Certaines de nos propositions ont été prises en compte au stade de l'examen du texte en commission : l'éligibilité du permis poids lourd au compte personnel de formation ; la majoration du compte personnel de formation pour les travailleurs handicapés ; l'application du régime de la déclaration d'intérêt aux membres du conseil d'administration de France Compétences ; ou enfin, la prise en compte du secteur d'activité des entreprises pour la modulation du taux de contribution à l'assurance chômage.

Toutefois, peu d'amendements de notre groupe ont été finalement adoptés en séance publique, ce qui nous interroge sur la capacité du Gouvernement à faire preuve d'une réelle écoute des parlementaires sur ce texte. Nous regrettons ainsi que nos échanges dans l'hémicycle n'aient pas permis d'obtenir des garanties sur des préoccupations essentielles pour notre groupe.

C'est notamment le cas pour le développement de la formation professionnelle dans les filières émergentes. Nous voulions inscrire clairement dans le texte que l'une des missions de France compétences serait d'apporter à ces filières les moyens indispensables pour développer les formations qui leur sont spécifiques. Nous regrettons que vous n'ayez pas entendu nos arguments sur ce point.

Nous déplorons également que vous n'ayez pas souhaité, comme nous le proposions, sanctuariser les crédits de la formation professionnelle. La mobilisation des sommes collectées auprès des entreprises au titre du financement de la formation professionnelle et de l'apprentissage doit avoir pour corollaire la garantie qu'elles seront exclusivement employées à cette fin. Vous ne nous avez pas entendus sur ce point, alors même que la centralisation, par le biais de France compétences, des canaux de financement de la formation professionnelle engendre un risque de déperdition des sommes collectées.

Enfin, notre volonté de voir davantage prise en compte la spécificité des territoires n'a pas trouvé d'écho auprès du Gouvernement ni de la majorité.
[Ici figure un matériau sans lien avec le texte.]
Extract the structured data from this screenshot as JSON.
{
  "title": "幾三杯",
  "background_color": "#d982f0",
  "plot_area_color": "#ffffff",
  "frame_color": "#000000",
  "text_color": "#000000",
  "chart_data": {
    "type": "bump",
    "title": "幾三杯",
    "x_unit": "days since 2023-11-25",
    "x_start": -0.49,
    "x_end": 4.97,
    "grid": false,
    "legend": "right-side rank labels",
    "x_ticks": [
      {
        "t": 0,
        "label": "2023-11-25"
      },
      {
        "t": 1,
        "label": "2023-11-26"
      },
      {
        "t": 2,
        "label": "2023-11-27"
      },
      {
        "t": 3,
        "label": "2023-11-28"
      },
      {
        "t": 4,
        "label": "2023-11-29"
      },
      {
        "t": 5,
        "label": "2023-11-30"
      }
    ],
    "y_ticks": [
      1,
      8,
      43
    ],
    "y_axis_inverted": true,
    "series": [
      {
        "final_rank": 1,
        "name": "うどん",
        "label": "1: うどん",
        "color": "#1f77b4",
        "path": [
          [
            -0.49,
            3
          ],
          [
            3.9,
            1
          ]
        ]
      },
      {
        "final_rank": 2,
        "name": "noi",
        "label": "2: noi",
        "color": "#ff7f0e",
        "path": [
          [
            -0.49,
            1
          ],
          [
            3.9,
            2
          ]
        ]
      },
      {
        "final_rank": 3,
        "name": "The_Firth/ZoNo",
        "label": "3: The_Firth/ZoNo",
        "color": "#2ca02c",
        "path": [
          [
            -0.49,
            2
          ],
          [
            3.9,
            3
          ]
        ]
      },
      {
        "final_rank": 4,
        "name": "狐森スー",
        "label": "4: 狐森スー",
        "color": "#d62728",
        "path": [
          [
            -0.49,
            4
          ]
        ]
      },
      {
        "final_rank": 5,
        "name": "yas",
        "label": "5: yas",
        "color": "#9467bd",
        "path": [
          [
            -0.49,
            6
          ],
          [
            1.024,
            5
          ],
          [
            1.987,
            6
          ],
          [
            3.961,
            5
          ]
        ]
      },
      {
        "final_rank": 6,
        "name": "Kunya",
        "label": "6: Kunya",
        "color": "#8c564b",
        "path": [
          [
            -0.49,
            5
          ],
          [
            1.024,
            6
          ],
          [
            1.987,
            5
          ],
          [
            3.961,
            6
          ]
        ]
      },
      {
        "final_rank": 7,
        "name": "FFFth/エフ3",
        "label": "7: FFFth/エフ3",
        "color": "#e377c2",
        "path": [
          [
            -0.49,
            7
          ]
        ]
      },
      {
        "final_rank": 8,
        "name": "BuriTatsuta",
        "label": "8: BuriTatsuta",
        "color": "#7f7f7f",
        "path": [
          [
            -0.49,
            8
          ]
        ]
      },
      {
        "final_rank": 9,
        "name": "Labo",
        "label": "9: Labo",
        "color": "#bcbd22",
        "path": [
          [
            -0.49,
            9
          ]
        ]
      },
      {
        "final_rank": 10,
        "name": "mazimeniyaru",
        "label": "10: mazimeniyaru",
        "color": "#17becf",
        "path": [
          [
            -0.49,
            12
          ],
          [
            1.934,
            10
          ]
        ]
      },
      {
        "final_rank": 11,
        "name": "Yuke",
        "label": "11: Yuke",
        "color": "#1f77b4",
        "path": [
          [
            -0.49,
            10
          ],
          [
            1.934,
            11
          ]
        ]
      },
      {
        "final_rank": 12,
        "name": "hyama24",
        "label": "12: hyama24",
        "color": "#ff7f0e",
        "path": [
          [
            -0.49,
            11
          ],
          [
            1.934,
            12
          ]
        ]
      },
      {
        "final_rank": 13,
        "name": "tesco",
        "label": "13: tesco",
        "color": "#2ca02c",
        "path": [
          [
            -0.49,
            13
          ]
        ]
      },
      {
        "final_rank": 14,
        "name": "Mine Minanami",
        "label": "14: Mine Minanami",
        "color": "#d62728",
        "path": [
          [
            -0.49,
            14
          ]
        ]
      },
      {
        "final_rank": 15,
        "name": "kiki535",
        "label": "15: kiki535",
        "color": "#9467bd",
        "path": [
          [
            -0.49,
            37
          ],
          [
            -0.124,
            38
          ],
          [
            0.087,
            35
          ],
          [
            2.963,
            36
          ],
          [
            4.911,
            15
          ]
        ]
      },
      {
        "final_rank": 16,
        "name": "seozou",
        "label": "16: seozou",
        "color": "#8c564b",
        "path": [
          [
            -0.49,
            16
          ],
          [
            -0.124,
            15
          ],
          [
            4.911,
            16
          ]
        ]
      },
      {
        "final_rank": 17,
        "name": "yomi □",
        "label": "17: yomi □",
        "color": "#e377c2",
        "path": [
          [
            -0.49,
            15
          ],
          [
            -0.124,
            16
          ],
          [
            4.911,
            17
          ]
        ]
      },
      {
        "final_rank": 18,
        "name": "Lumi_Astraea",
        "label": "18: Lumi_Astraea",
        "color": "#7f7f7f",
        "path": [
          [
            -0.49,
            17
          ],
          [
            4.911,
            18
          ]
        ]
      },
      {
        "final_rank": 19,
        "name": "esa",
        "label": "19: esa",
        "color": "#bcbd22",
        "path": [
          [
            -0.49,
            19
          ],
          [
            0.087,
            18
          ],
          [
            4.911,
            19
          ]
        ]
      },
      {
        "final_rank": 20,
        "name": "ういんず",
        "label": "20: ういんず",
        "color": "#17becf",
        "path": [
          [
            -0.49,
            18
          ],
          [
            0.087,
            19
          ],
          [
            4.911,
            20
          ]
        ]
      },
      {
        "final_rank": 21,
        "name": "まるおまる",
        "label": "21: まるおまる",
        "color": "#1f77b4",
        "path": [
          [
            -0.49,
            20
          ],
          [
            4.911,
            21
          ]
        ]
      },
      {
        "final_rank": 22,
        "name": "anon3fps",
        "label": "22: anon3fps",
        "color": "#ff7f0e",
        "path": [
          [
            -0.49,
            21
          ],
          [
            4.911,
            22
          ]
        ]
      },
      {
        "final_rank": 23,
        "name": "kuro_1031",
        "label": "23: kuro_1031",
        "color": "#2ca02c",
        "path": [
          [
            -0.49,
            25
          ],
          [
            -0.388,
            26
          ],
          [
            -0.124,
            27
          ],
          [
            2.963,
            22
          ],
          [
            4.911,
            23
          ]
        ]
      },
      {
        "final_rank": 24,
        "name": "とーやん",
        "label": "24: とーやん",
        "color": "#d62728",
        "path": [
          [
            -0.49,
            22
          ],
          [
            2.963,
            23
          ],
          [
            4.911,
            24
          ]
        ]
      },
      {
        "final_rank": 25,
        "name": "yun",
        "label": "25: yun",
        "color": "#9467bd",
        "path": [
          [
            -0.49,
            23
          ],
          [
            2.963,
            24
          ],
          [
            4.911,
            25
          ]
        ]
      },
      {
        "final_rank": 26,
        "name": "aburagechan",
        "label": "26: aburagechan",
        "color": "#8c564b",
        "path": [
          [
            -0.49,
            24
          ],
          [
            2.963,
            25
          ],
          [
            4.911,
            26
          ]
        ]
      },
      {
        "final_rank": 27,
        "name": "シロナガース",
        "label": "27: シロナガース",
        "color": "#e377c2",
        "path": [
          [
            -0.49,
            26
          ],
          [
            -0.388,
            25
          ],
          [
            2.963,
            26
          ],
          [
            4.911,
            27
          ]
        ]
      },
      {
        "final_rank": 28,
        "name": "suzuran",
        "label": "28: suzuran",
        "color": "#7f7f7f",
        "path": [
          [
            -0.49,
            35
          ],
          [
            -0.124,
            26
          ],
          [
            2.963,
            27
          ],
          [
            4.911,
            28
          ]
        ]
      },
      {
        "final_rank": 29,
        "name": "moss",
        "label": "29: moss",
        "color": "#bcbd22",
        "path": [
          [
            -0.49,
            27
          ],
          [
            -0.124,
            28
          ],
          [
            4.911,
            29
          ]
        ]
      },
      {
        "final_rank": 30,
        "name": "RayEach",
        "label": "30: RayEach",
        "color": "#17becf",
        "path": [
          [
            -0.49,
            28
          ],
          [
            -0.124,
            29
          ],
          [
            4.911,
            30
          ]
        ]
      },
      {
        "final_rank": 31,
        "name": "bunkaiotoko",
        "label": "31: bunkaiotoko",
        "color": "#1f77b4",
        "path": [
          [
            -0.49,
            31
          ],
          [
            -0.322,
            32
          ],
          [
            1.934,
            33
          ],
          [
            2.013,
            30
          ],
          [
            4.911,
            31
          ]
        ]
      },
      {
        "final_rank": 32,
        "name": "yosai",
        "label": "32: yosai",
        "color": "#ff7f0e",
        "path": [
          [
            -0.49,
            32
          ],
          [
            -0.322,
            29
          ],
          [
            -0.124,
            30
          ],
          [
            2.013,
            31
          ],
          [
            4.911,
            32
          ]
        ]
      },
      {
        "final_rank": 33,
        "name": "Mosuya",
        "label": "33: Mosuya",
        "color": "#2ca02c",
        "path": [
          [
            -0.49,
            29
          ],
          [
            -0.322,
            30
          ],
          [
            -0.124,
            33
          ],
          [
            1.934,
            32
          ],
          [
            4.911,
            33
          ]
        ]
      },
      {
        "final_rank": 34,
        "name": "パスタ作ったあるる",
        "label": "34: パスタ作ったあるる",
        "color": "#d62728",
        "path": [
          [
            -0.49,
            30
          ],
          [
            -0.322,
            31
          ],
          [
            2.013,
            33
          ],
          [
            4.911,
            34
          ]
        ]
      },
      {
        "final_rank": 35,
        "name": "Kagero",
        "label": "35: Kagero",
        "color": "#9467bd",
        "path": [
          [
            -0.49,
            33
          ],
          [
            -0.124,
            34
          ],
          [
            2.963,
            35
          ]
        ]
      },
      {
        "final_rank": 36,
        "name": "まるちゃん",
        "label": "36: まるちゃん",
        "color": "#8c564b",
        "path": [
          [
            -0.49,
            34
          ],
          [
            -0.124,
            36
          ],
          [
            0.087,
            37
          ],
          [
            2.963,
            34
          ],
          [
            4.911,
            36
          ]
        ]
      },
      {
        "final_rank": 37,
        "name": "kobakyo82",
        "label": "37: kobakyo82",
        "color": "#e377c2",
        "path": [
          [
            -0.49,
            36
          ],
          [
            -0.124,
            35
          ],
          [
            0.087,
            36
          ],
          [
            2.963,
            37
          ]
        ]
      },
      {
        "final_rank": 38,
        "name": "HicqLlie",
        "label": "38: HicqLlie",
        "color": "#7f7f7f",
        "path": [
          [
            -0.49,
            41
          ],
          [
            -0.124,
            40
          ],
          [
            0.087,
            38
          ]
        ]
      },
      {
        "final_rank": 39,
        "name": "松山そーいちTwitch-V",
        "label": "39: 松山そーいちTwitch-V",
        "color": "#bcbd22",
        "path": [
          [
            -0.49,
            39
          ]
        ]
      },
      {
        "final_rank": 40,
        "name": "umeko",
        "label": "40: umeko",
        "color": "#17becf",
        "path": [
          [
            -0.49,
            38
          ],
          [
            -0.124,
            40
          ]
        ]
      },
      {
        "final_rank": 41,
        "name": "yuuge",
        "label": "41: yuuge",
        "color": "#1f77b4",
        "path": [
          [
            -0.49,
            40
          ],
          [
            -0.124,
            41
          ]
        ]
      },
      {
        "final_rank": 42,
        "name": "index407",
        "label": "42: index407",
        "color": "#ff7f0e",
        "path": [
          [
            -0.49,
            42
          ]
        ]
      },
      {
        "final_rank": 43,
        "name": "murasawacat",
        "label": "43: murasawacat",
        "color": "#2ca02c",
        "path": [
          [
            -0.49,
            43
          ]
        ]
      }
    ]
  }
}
Nous nous sommes ainsi opposés à la suppression de la compétence régionale dans le domaine de l'apprentissage, que votre projet de loi entérine. En confiant aux seules branches professionnelles la compétence de création des CFA, la réforme se prive de la vision globale et prospective dont disposent les régions sur le tissu économique de leur territoire, dans le cadre des schémas régionaux de développement économique.

Ce projet de loi aurait dû être l'occasion de trouver une nouvelle articulation équilibrée entre les territoires, les régions et les outils de la formation professionnelle. Force est de constater que, pour l'heure, il ne répond pas à cet enjeu. Nous souhaitons que la navette parlementaire et le débat au Sénat permettent de trouver une voie qui réintègre les territoires dans le champ de la formation professionnelle et de l'apprentissage. Plus largement, nous souhaitons que la suite des débats parlementaires lève les imprécisions et les doutes qui entourent encore la réforme.

C'est la raison pour laquelle, à ce stade, notre groupe s'abstiendra sur ce projet de loi.